Progressive Enforcement for SFFs

Historically, when a SNF is in the SFF program, the SSA must conduct a standard health survey every six months. CMS urges SSAs to conduct standard health surveys with unpredictable timing to ensure compliance. If the SNF continues to fail to meet the conditions of participation in the Medicare and Medicaid programs, the SSA must recommend more robust enforcement actions.

Another change reflected in the State Operations Manual (SOM) and the SFF program is related to deficient surveys. If survey results are deficient enough to indicate that the SNF continues to provide a level of care that harms residents (scope and severity of G, H, I,) or puts residents in immediate jeopardy (scope and severity of J, K, L,) the SSA must immediately notify the CMS regional office. Further, if a SNF has a standard health or complaint survey with deficiencies at a scope and severity level of “F” or higher, or if a SNF has a Life Safety Code/Emergency Preparedness survey with deficiencies cited as “G” or higher, the SSA must immediately impose remedies.

Importantly, this change to the SOM requires that if subsequent surveys result in additional deficiencies of a similar nature, the enforcement remedies must increase in severity. When considering enforcement remedies, the CMS regional office will consider the SNF’s efforts to improve its performance. However, the increased enforcement severity may lead to a larger Civil Monetary Penalty (CMP) and the imposition of other remedies in conjunction with the CMP. 

SFF Graduation or Provider Termination

Historically, graduation from the SFF program requires that a SNF have two consecutive standard health surveys with 12 or fewer deficiencies at the scope and severity level of “E.” However, going forward, any standard health survey that results in deficiencies at the scope and severity level of “F” or higher will now prevent a SNF from successful program graduation. Likewise, any Life Safety Code or Emergency Preparedness survey that results in deficiencies at the scope and severity level of “G” or higher will prevent a SNF from graduating from the SFF program. 
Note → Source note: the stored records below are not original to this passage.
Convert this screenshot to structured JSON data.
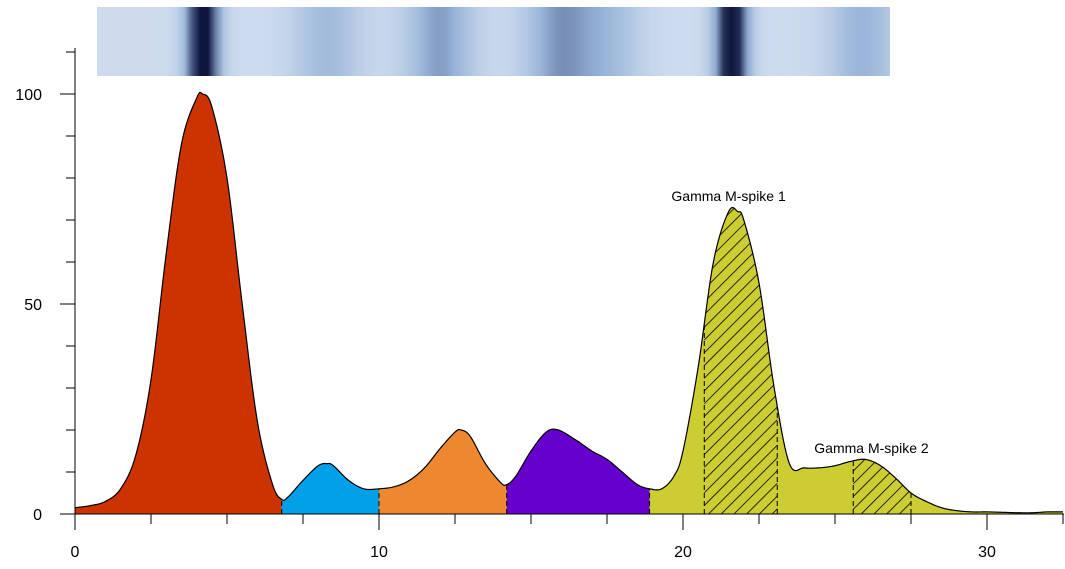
{
  "chart_data": {
    "type": "area",
    "title": "",
    "xlabel": "",
    "ylabel": "",
    "xlim": [
      0,
      32.5
    ],
    "ylim": [
      0,
      110
    ],
    "x_ticks": [
      0,
      10,
      20,
      30
    ],
    "x_tick_labels": [
      "0",
      "10",
      "20",
      "30"
    ],
    "y_ticks": [
      0,
      50,
      100
    ],
    "y_tick_labels": [
      "0",
      "50",
      "100"
    ],
    "grid": false,
    "curve": {
      "x": [
        0,
        0.5,
        1,
        1.5,
        2,
        2.5,
        3,
        3.5,
        4,
        4.2,
        4.5,
        5,
        5.5,
        6,
        6.5,
        6.8,
        7,
        7.5,
        8,
        8.3,
        8.5,
        9,
        9.5,
        10,
        10.5,
        11,
        11.5,
        12,
        12.5,
        12.7,
        13,
        13.5,
        14,
        14.2,
        14.5,
        15,
        15.5,
        15.9,
        16.5,
        17,
        17.5,
        18,
        18.5,
        18.9,
        19.3,
        19.7,
        20,
        20.5,
        21,
        21.5,
        21.8,
        22,
        22.5,
        23,
        23.5,
        24,
        24.5,
        25,
        25.5,
        26,
        26.5,
        27,
        27.5,
        28,
        28.5,
        29,
        29.5,
        30,
        30.5,
        31,
        31.5,
        32,
        32.5
      ],
      "y": [
        1.5,
        2,
        3,
        6,
        14,
        32,
        62,
        88,
        99,
        100,
        97,
        80,
        50,
        22,
        7,
        3.5,
        4,
        8,
        11.5,
        12,
        11.5,
        8,
        6,
        6,
        6.5,
        8,
        11,
        15.5,
        19.5,
        20,
        18.5,
        12,
        7.5,
        7,
        9,
        15,
        19.5,
        20,
        17.5,
        15,
        13,
        10,
        7,
        6,
        6,
        9,
        15,
        35,
        60,
        72,
        72,
        70,
        55,
        30,
        12,
        11,
        11,
        11.5,
        12.5,
        13,
        11.5,
        8.5,
        5,
        3,
        1.5,
        0.8,
        0.5,
        0.5,
        0.4,
        0.3,
        0.3,
        0.5,
        0.5
      ]
    },
    "fractions": [
      {
        "x_range": [
          0,
          6.8
        ],
        "color": "#cc3300"
      },
      {
        "x_range": [
          6.8,
          10
        ],
        "color": "#00a0e9"
      },
      {
        "x_range": [
          10,
          14.2
        ],
        "color": "#ee8830"
      },
      {
        "x_range": [
          14.2,
          18.9
        ],
        "color": "#6600cc"
      },
      {
        "x_range": [
          18.9,
          32.5
        ],
        "color": "#cccc33"
      }
    ],
    "hatched_regions": [
      {
        "x_range": [
          20.7,
          23.1
        ],
        "label": "Gamma M-spike 1"
      },
      {
        "x_range": [
          25.6,
          27.5
        ],
        "label": "Gamma M-spike 2"
      }
    ],
    "annotations": [
      {
        "text": "Gamma M-spike 1",
        "x": 21.5,
        "y": 74
      },
      {
        "text": "Gamma M-spike 2",
        "x": 26.2,
        "y": 14
      }
    ]
  },
  "gel_strip": {
    "bands": [
      {
        "x": 4.2,
        "darkness": 1.0
      },
      {
        "x": 8.3,
        "darkness": 0.3
      },
      {
        "x": 12.0,
        "darkness": 0.45
      },
      {
        "x": 15.9,
        "darkness": 0.45
      },
      {
        "x": 17.5,
        "darkness": 0.3
      },
      {
        "x": 21.6,
        "darkness": 1.0
      },
      {
        "x": 25.9,
        "darkness": 0.35
      }
    ]
  }
}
Regardless of the reasons a SNF remains in the SFF program, the SOM provides that the CMS regional office retains discretion for SFF graduation criteria. CMS factors in unique circumstances of the particular SNF, including a SNF’s effort to improve performance, the circumstances of any noncompliance, and the evaluation of whether discretionary termination from the SFF program may cause beneficiaries issues with accessing care.
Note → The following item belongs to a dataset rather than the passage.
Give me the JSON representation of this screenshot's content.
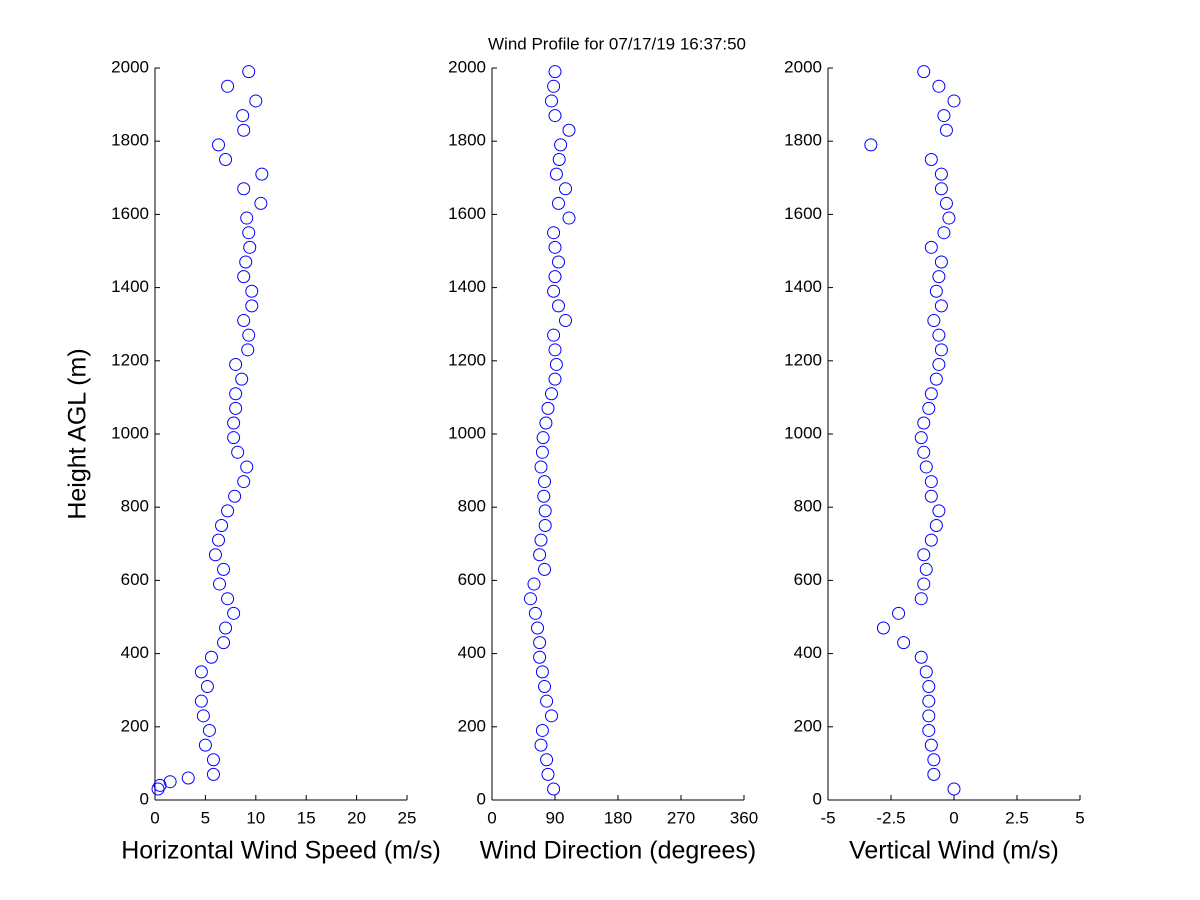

The goal of the SFF program is to increase quality of care in SNFs and for noncompliant SNFS to graduate from the program. When a SNF cannot meet the requirements to graduate after its third standard health survey, the SSA will coordinate with the CMS regional office. The SSA and CMS will evaluate the SNF’s improvement efforts, the SNF’s reasons for noncompliance, and the likelihood of the SNF engaging in long-term compliance. CMS will then decide whether to terminate the SNF from the Medicare and Medicaid programs or to continue collaborating with the SSA to focus on the SNF’s continued improvement. In addition, CMS has published criteria for its discretionary termination of a SNF from the Medicare and Medicaid program for situations where the SNF receives two surveys with immediate jeopardy citations.

Post-Graduation Continued Monitoring and Enforcement

As a result of the updated SOM, CMS will continue to monitor the SNF for three years after its graduation from the SFF program to ensure that the quality of care and compliance improvements are ongoing and to verify that the SNF is not in a “yo-yo” trend between compliance and noncompliance. In addition, if the graduated SNF demonstrates insufficient compliance on any survey, CMS can impose additional enforcement options including discretionary termination from the Medicare and Medicaid programs.

As CMS works to carry out the White House’s agenda to protect seniors by improving the quality and safety of nursing homes, ArentFox Schiff is tracking the latest developments.